The report goes on to note that a README file inside iOS 13 describes a "StarBoard" system shell for AR-enabled apps offering stereo sound. Strings of code mention AR "views" and "scenes" along with references to "StarBoard mode," "ARStarBoardViewController" and "ARStarBoardSceneManager."It isn't clear whether Apple Glasses will require the use of a nearby iPhone to provide the headset with the processing power it will need to operate. The glasses will reportedly employ the brand new Reality Operating System (rOS) and will be equipped with a new 5nm chip designed by the tech giant. While foundries owned by TSMC and Samsung are currently churning out 7nm chips at the moment, 5nm chips should roll off assembly lines next year; the lower the number of the process node, the higher the number of transistors that can fit inside a chip. Thus, a 5nm SoC will be more powerful and consume less energy than a 7nm component.


Some analysts, like Loup Venture's Gene Munster, consider the Apple Glasses to be Apple's next big thing and say that the device will eventually be bigger than the iPhone. But as Google discovered with Google Glass, there are quite a few issues that will need to be ironed out for the device to become a success for Apple. Google unveiled its "Project Glass" in April 2012 and set the bar too high thanks to a video that accompanied the announcement. The clip showed how a Google Glass user would interact with the device throughout an entire day, receiving notifications, checking the weather, meeting a friend at a bookstore (getting navigation to the store and even inside the store), setting reminders, taking and sharing pictures, and engaging in a live video chat. As cool as the video made Google Glass look, the reality was much different. While all of the features displayed on the video were not available at the time the product launched, the $1,500 price for what was essentially $80 worth of parts turned off many consumers as did the process of having to purchase the device and have it fit the buyer's face.

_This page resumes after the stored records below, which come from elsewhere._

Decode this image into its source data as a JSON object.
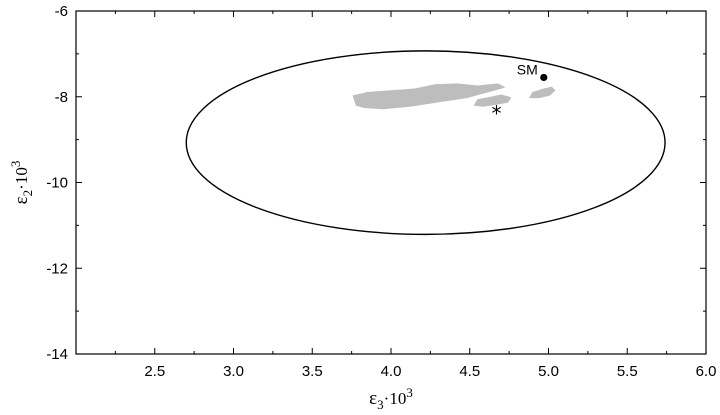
{
  "chart_data": {
    "type": "scatter",
    "title": "",
    "xlabel": {
      "symbol": "ε",
      "subscript": "3",
      "suffix": "·10",
      "superscript": "3"
    },
    "ylabel": {
      "symbol": "ε",
      "subscript": "2",
      "suffix": "·10",
      "superscript": "3"
    },
    "xlim": [
      2.0,
      6.0
    ],
    "ylim": [
      -14,
      -6
    ],
    "xticks": [
      2.5,
      3.0,
      3.5,
      4.0,
      4.5,
      5.0,
      5.5,
      6.0
    ],
    "xtick_labels": [
      "2.5",
      "3.0",
      "3.5",
      "4.0",
      "4.5",
      "5.0",
      "5.5",
      "6.0"
    ],
    "yticks": [
      -6,
      -8,
      -10,
      -12,
      -14
    ],
    "ytick_labels": [
      "-6",
      "-8",
      "-10",
      "-12",
      "-14"
    ],
    "grid": false,
    "ellipse": {
      "center_x": 4.22,
      "center_y": -9.07,
      "radius_x": 1.52,
      "radius_y": 2.14
    },
    "regions": [
      {
        "points": [
          [
            3.78,
            -8.2
          ],
          [
            3.76,
            -7.98
          ],
          [
            3.85,
            -7.9
          ],
          [
            4.0,
            -7.86
          ],
          [
            4.15,
            -7.82
          ],
          [
            4.28,
            -7.72
          ],
          [
            4.42,
            -7.7
          ],
          [
            4.55,
            -7.75
          ],
          [
            4.68,
            -7.7
          ],
          [
            4.72,
            -7.78
          ],
          [
            4.62,
            -7.88
          ],
          [
            4.48,
            -8.02
          ],
          [
            4.3,
            -8.12
          ],
          [
            4.12,
            -8.22
          ],
          [
            3.95,
            -8.28
          ],
          [
            3.83,
            -8.25
          ]
        ]
      },
      {
        "points": [
          [
            4.53,
            -8.2
          ],
          [
            4.55,
            -8.07
          ],
          [
            4.62,
            -8.02
          ],
          [
            4.7,
            -7.96
          ],
          [
            4.76,
            -8.02
          ],
          [
            4.74,
            -8.13
          ],
          [
            4.66,
            -8.18
          ],
          [
            4.58,
            -8.22
          ]
        ]
      },
      {
        "points": [
          [
            4.88,
            -8.02
          ],
          [
            4.9,
            -7.9
          ],
          [
            4.97,
            -7.82
          ],
          [
            5.02,
            -7.78
          ],
          [
            5.04,
            -7.85
          ],
          [
            5.01,
            -7.96
          ],
          [
            4.94,
            -8.02
          ]
        ]
      }
    ],
    "points": [
      {
        "label": "SM",
        "x": 4.97,
        "y": -7.55,
        "marker": "dot"
      },
      {
        "label": "",
        "x": 4.67,
        "y": -8.3,
        "marker": "star"
      }
    ]
  }
}
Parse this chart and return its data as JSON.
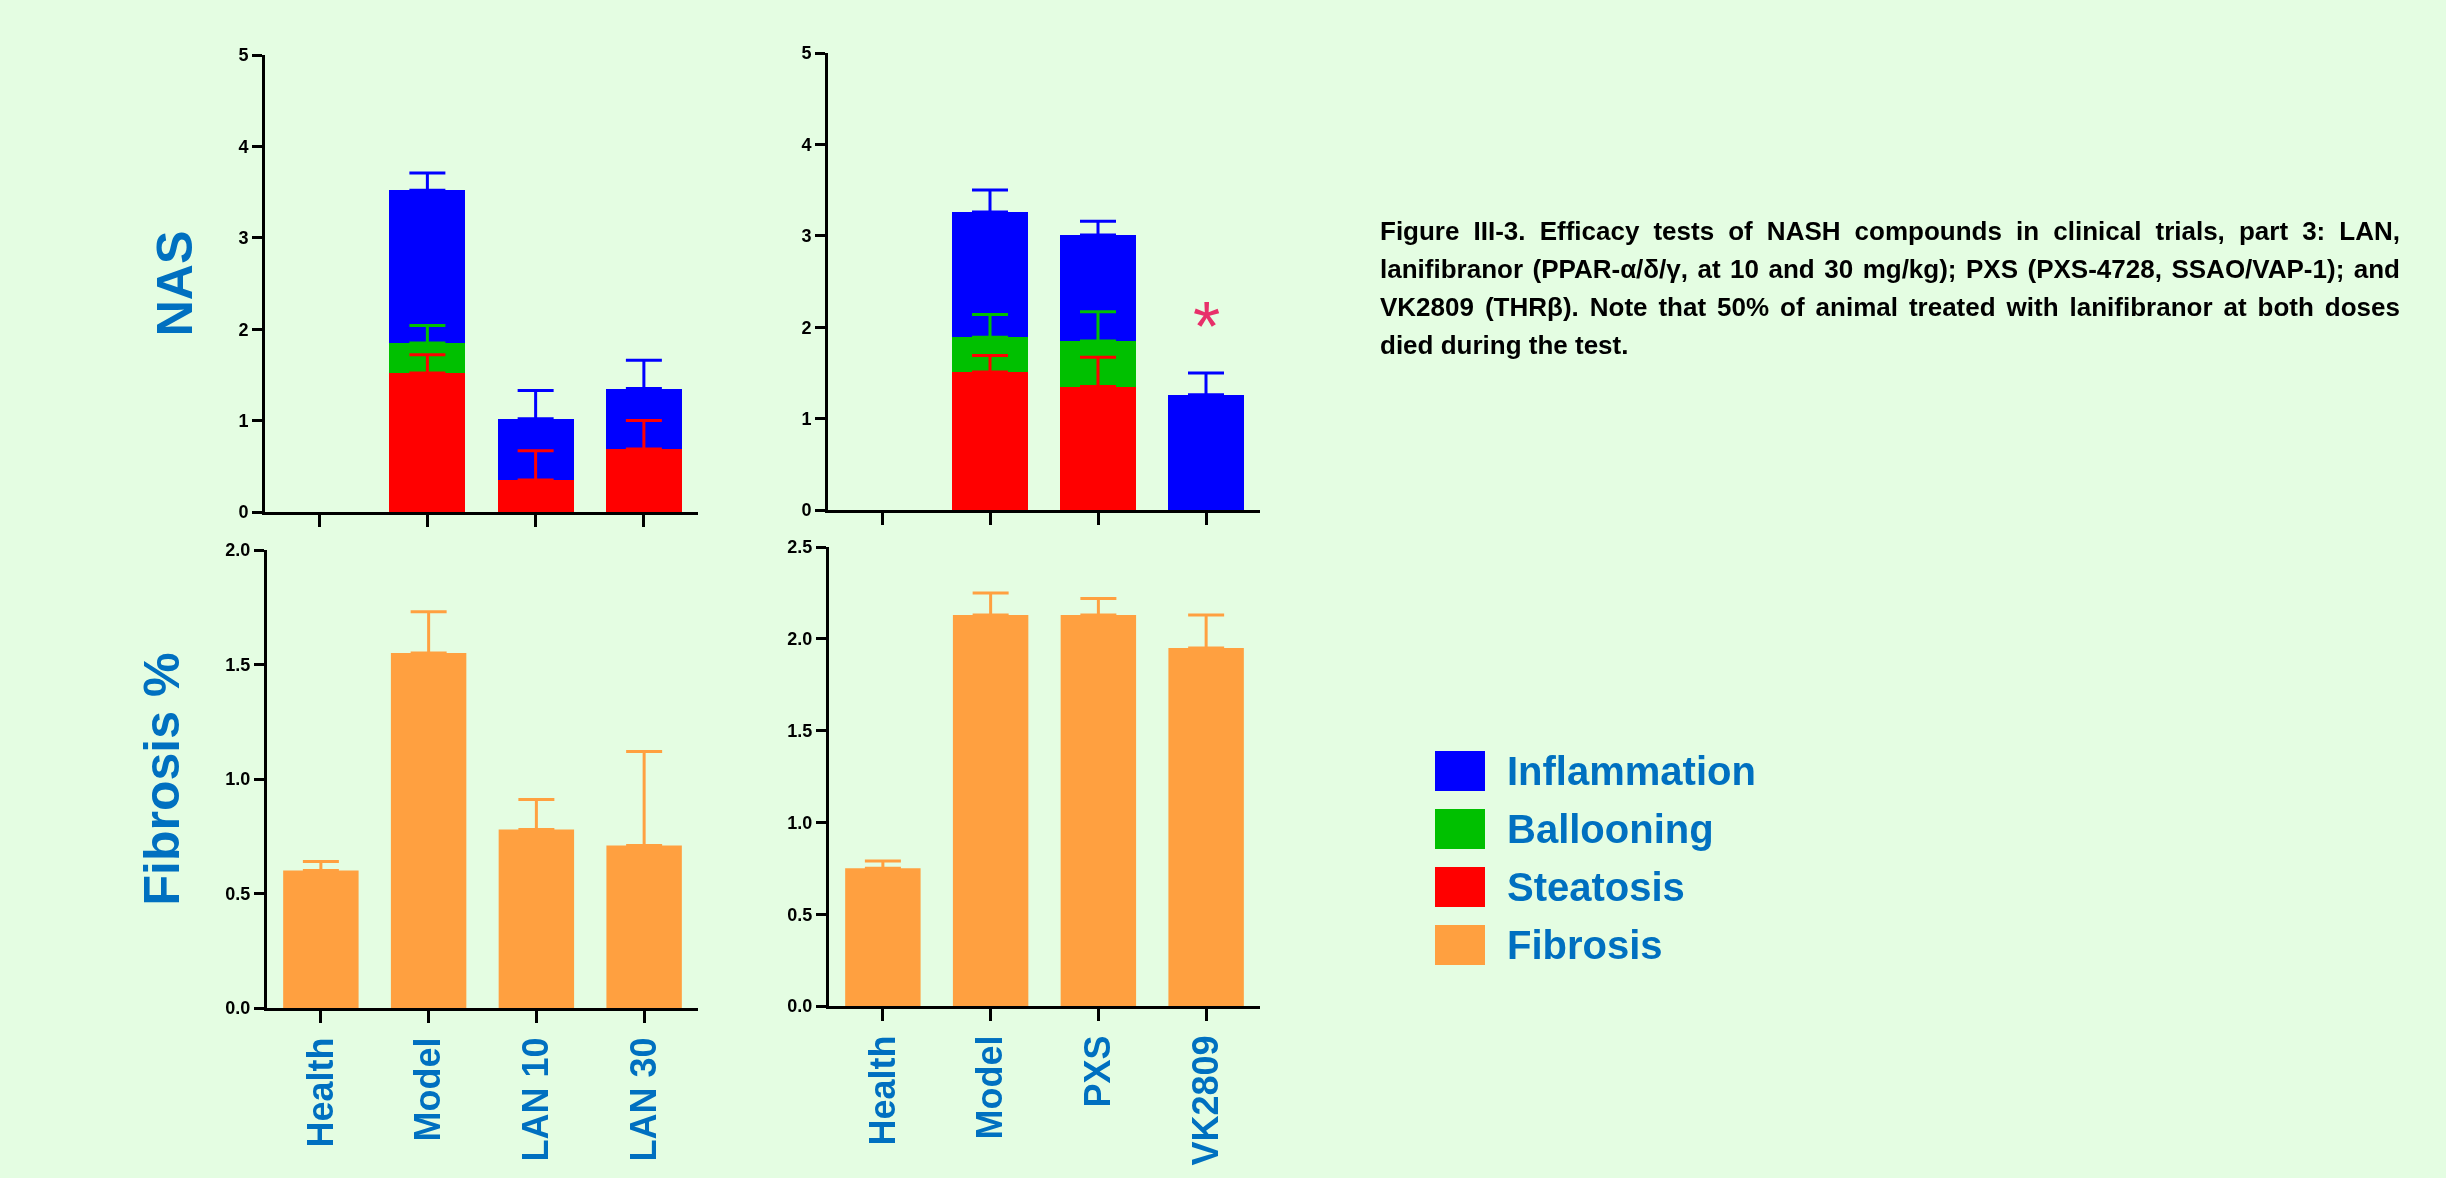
{
  "chart_data": [
    {
      "type": "bar",
      "stacked": true,
      "ylabel": "NAS",
      "categories": [
        "Health",
        "Model",
        "LAN 10",
        "LAN 30"
      ],
      "ylim": [
        0,
        5
      ],
      "yticks": [
        0,
        1,
        2,
        3,
        4,
        5
      ],
      "tick_labels": "y",
      "grid": false,
      "legend": "right",
      "series": [
        {
          "name": "Steatosis",
          "color": "#ff0000",
          "values": [
            null,
            1.52,
            0.35,
            0.69
          ],
          "errors": [
            null,
            [
              1.52,
              1.72
            ],
            [
              0.35,
              0.67
            ],
            [
              0.69,
              1.0
            ]
          ]
        },
        {
          "name": "Ballooning",
          "color": "#00c000",
          "values": [
            null,
            0.33,
            null,
            null
          ],
          "errors": [
            null,
            [
              1.85,
              2.04
            ],
            null,
            null
          ]
        },
        {
          "name": "Inflammation",
          "color": "#0000ff",
          "values": [
            null,
            1.67,
            0.67,
            0.66
          ],
          "errors": [
            null,
            [
              3.52,
              3.71
            ],
            [
              1.02,
              1.33
            ],
            [
              1.35,
              1.66
            ]
          ]
        }
      ]
    },
    {
      "type": "bar",
      "stacked": true,
      "categories": [
        "Health",
        "Model",
        "PXS",
        "VK2809"
      ],
      "ylim": [
        0,
        5
      ],
      "yticks": [
        0,
        1,
        2,
        3,
        4,
        5
      ],
      "tick_labels": "y",
      "grid": false,
      "legend": "right",
      "annotations": [
        {
          "text": "*",
          "x": "VK2809",
          "y": 1.55
        },
        "Figure III-3. Efficacy tests of NASH compounds in clinical trials, part 3: LAN, lanifibranor (PPAR-α/δ/γ, at 10 and 30 mg/kg); PXS (PXS-4728, SSAO/VAP-1); and VK2809 (THRβ). Note that 50% of animal treated with lanifibranor at both doses died during the test."
      ],
      "series": [
        {
          "name": "Steatosis",
          "color": "#ff0000",
          "values": [
            null,
            1.51,
            1.35,
            null
          ],
          "errors": [
            null,
            [
              1.51,
              1.69
            ],
            [
              1.35,
              1.67
            ],
            null
          ]
        },
        {
          "name": "Ballooning",
          "color": "#00c000",
          "values": [
            null,
            0.38,
            0.5,
            null
          ],
          "errors": [
            null,
            [
              1.89,
              2.14
            ],
            [
              1.85,
              2.17
            ],
            null
          ]
        },
        {
          "name": "Inflammation",
          "color": "#0000ff",
          "values": [
            null,
            1.37,
            1.16,
            1.26
          ],
          "errors": [
            null,
            [
              3.26,
              3.5
            ],
            [
              3.01,
              3.16
            ],
            [
              1.26,
              1.5
            ]
          ]
        }
      ]
    },
    {
      "type": "bar",
      "ylabel": "Fibrosis %",
      "categories": [
        "Health",
        "Model",
        "LAN 10",
        "LAN 30"
      ],
      "ylim": [
        0,
        2
      ],
      "yticks": [
        {
          "value": 0,
          "label": "0.0"
        },
        {
          "value": 0.5,
          "label": "0.5"
        },
        {
          "value": 1,
          "label": "1.0"
        },
        {
          "value": 1.5,
          "label": "1.5"
        },
        {
          "value": 2,
          "label": "2.0"
        }
      ],
      "grid": false,
      "legend": "right",
      "series": [
        {
          "name": "Fibrosis",
          "color": "#ffa040",
          "values": [
            0.6,
            1.55,
            0.78,
            0.71
          ],
          "errors": [
            [
              0.6,
              0.64
            ],
            [
              1.55,
              1.73
            ],
            [
              0.78,
              0.91
            ],
            [
              0.71,
              1.12
            ]
          ]
        }
      ]
    },
    {
      "type": "bar",
      "categories": [
        "Health",
        "Model",
        "PXS",
        "VK2809"
      ],
      "ylim": [
        0,
        2.5
      ],
      "yticks": [
        {
          "value": 0,
          "label": "0.0"
        },
        {
          "value": 0.5,
          "label": "0.5"
        },
        {
          "value": 1,
          "label": "1.0"
        },
        {
          "value": 1.5,
          "label": "1.5"
        },
        {
          "value": 2,
          "label": "2.0"
        },
        {
          "value": 2.5,
          "label": "2.5"
        }
      ],
      "grid": false,
      "legend": "right",
      "series": [
        {
          "name": "Fibrosis",
          "color": "#ffa040",
          "values": [
            0.75,
            2.13,
            2.13,
            1.95
          ],
          "errors": [
            [
              0.75,
              0.79
            ],
            [
              2.13,
              2.25
            ],
            [
              2.13,
              2.22
            ],
            [
              1.95,
              2.13
            ]
          ]
        }
      ]
    }
  ]
}
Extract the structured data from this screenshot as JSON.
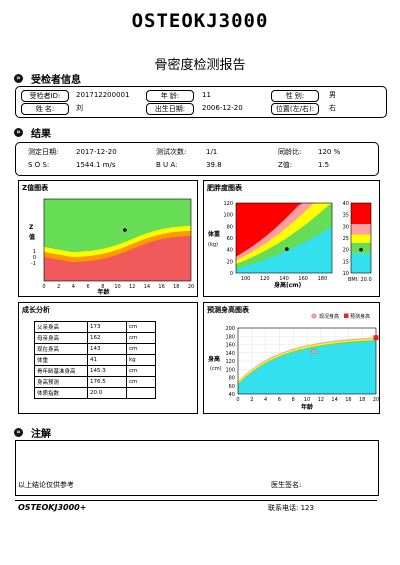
{
  "header": {
    "brand": "OSTEOKJ3000",
    "title": "骨密度检测报告"
  },
  "patient_section": {
    "heading": "受检者信息",
    "id_label": "受检者ID:",
    "id_value": "201712200001",
    "age_label": "年  龄:",
    "age_value": "11",
    "sex_label": "性  别:",
    "sex_value": "男",
    "name_label": "姓  名:",
    "name_value": "刘",
    "birth_label": "出生日期:",
    "birth_value": "2006-12-20",
    "pos_label": "位置(左/右):",
    "pos_value": "右"
  },
  "result_section": {
    "heading": "结果",
    "date_label": "测定日期:",
    "date_value": "2017-12-20",
    "count_label": "测试次数:",
    "count_value": "1/1",
    "same_label": "同龄比:",
    "same_value": "120 %",
    "sos_label": "S O S:",
    "sos_value": "1544.1 m/s",
    "bua_label": "B U A:",
    "bua_value": "39.8",
    "z_label": "Z值:",
    "z_value": "1.5"
  },
  "zchart": {
    "title": "Z值图表",
    "ylabel": "Z 值",
    "yticks": [
      "1",
      "0",
      "-1"
    ],
    "xticks": [
      "0",
      "2",
      "4",
      "6",
      "8",
      "10",
      "12",
      "14",
      "16",
      "18",
      "20"
    ],
    "xlabel": "年龄",
    "point": {
      "age": 11,
      "z": 1.5
    }
  },
  "obesity": {
    "title": "肥胖度图表",
    "ylabel": "体重 (kg)",
    "yticks": [
      "120",
      "100",
      "80",
      "60",
      "40",
      "20",
      "0"
    ],
    "xticks": [
      "100",
      "120",
      "140",
      "160",
      "180"
    ],
    "xlabel": "身高(cm)",
    "point": {
      "height_cm": 143,
      "weight_kg": 41
    },
    "bmi_yticks": [
      "40",
      "35",
      "30",
      "25",
      "20",
      "15",
      "10"
    ],
    "bmi_label": "BMI: 20.0",
    "bmi_value": 20.0
  },
  "growth": {
    "title": "成长分析",
    "rows": [
      {
        "label": "父亲身高",
        "value": "173",
        "unit": "cm"
      },
      {
        "label": "母亲身高",
        "value": "162",
        "unit": "cm"
      },
      {
        "label": "现在身高",
        "value": "143",
        "unit": "cm"
      },
      {
        "label": "体重",
        "value": "41",
        "unit": "kg"
      },
      {
        "label": "骨年龄基准身高",
        "value": "145.3",
        "unit": "cm"
      },
      {
        "label": "身高预测",
        "value": "176.5",
        "unit": "cm"
      },
      {
        "label": "体质指数",
        "value": "20.0",
        "unit": ""
      }
    ]
  },
  "prediction": {
    "title": "预测身高图表",
    "legend_current": "现况身高",
    "legend_predicted": "预测身高",
    "ylabel": "身高 (cm)",
    "yticks": [
      "200",
      "180",
      "160",
      "140",
      "120",
      "100",
      "80",
      "60",
      "40"
    ],
    "xticks": [
      "0",
      "2",
      "4",
      "6",
      "8",
      "10",
      "12",
      "14",
      "16",
      "18",
      "20"
    ],
    "xlabel": "年龄",
    "current": {
      "age": 11,
      "height_cm": 143
    },
    "predicted": {
      "age": 20,
      "height_cm": 176.5
    }
  },
  "notes": {
    "heading": "注解",
    "disclaimer": "以上结论仅供参考",
    "doctor_label": "医生签名:"
  },
  "footer": {
    "brand": "OSTEOKJ3000+",
    "contact": "联系电话: 123"
  },
  "colors": {
    "red": "#f05a5a",
    "orange": "#ff9900",
    "yellow": "#ffff00",
    "green": "#66dd55",
    "cyan": "#33e0ee",
    "pink": "#ff9f9f"
  }
}
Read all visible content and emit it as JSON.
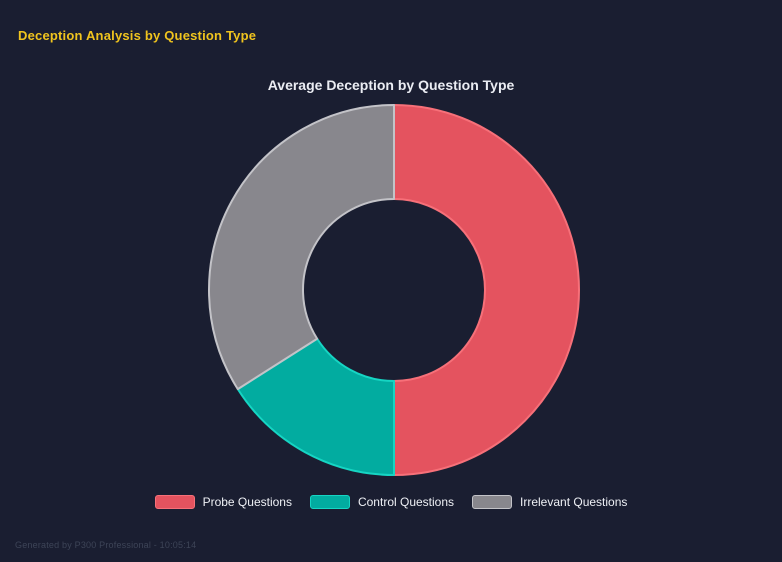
{
  "page": {
    "background_color": "#1a1e31",
    "header": {
      "title": "Deception Analysis by Question Type",
      "color": "#f0c41e"
    },
    "footer": {
      "text": "Generated by P300 Professional - 10:05:14",
      "color": "#3d4457"
    }
  },
  "chart_data": {
    "type": "pie",
    "subtype": "donut",
    "title": "Average Deception by Question Type",
    "title_color": "#ebedf3",
    "categories": [
      "Probe Questions",
      "Control Questions",
      "Irrelevant Questions"
    ],
    "values": [
      50,
      16,
      34
    ],
    "unit": "% of circle (estimated from segment angles)",
    "colors": [
      "#e4535f",
      "#02aca0",
      "#88878d"
    ],
    "border_colors": [
      "#f77079",
      "#16d5c3",
      "#c3c3c8"
    ],
    "start_angle_deg": 0,
    "direction": "clockwise",
    "cutout_ratio": 0.49,
    "legend_position": "bottom",
    "legend_text_color": "#eef0f5",
    "grid": false
  }
}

Since those wearing Google Glass could take pictures without anyone knowing, some bars refused to allow patrons wearing the device to enter the premises. Several movie theaters, concerned about Glass wearers filming bootlegged versions of movies, refused to sell tickets to those donning a pair of the connected headsets. Because the headset could take photos and videos without the subject realizing it, Google Glass wearers became known as creeps and glassholes. These days, Google only sells the product to manufacturers to use in the production of certain products. It isn't known how Apple plans on avoiding the negative attitude toward the device that Glass wearers had to deal with.